Behind the scenes.
Two tough guys, one calendar shoot –
the Mercedes-Benz Citaro and Gino Lombardo.
Twelve glossy photos of Mercedes-Benz commercial vehicles shown off in all their stylish glory, enrich the year month by month. An established tradition. The Mercedes-Benz commercial vehicle calendar 2014 will also soon be available in the Mercedes-Benz Accessories Shop. And for the first time ever, the Citaro will adorn one of the coveted calendar pages.
However, hardly anyone is aware of how much work is involved in producing a single calendar page. So here's a sneaky peak behind the scenes of the shoot with the Citaro, which will hopefully provide an impression of the time and effort necessary for that one, perfect photo.
The first tough guy.
The perfect scene for the perfect photo of the Bus of the Year 2013 was a popular bar in Cologne's student area on a hot summer's evening.
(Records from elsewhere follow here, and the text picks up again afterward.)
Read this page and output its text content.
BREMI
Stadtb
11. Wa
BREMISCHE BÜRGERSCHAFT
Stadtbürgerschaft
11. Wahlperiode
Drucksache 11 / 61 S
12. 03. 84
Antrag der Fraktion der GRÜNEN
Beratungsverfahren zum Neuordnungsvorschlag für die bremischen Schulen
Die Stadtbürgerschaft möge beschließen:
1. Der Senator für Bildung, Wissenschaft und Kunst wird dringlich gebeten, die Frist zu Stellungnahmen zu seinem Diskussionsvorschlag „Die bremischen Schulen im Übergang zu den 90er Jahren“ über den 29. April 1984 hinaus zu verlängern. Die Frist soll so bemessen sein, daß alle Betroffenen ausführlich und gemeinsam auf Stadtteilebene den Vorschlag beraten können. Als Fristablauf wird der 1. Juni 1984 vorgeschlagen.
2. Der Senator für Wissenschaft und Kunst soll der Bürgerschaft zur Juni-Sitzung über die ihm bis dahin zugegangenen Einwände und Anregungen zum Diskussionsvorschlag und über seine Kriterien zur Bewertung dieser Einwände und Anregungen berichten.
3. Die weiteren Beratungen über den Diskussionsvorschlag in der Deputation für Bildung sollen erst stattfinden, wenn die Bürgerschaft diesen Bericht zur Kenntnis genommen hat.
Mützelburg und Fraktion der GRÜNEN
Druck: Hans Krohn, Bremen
The Citaro had been waiting impatiently for its great entrance since the early evening, whilst innumerable assistants were busy nonstop preparing everything: the lively street had to be partly cordoned off and the bus positioned to the millimetre exactly. Bothersome bins, bikes and chairs had to be removed from the photo, whilst the models received their make-up and instructions. Every now and then the Citaro was repeatedly polished to a high finish. Innumerable lamps were set up in order to provide the best possible illumination for the scene and then finally Düsseldorf photographer, Michael Haegele, and his team positioned the models for the perfect photo composition. Nothing was left to chance that evening – least of all the choice of the bus driver who was to take the wheel for the calendar shot.
The second tough guy.
Passion also characterises the 2014 calendar motif of the new Citaro: the second leading man of the shoot is not unknown to Mercedes-Benz Buses. In February 2013 an expert jury voted Gino Lombardo the winner of the "In search of tough guys" campaign from among ten participants. The members of the Driver's Club were tested and evaluated during driver training and a film shoot at the Hockenheimring – the winners will feature regularly in photo and film shoots in the future. The arrival of the 27 year-old almost went unnoticed in the hectic hustle and bustle. Gino Lombardo appeared almost shy as he entered the scene. The passionate bus driver from Bad Säckingen in south-western Germany is still using a wheelchair following a severe car accident. The accident happened exactly three months ago to the day and despite this temporary inconvenience, Gino is in fighting spirits – a true tough guy!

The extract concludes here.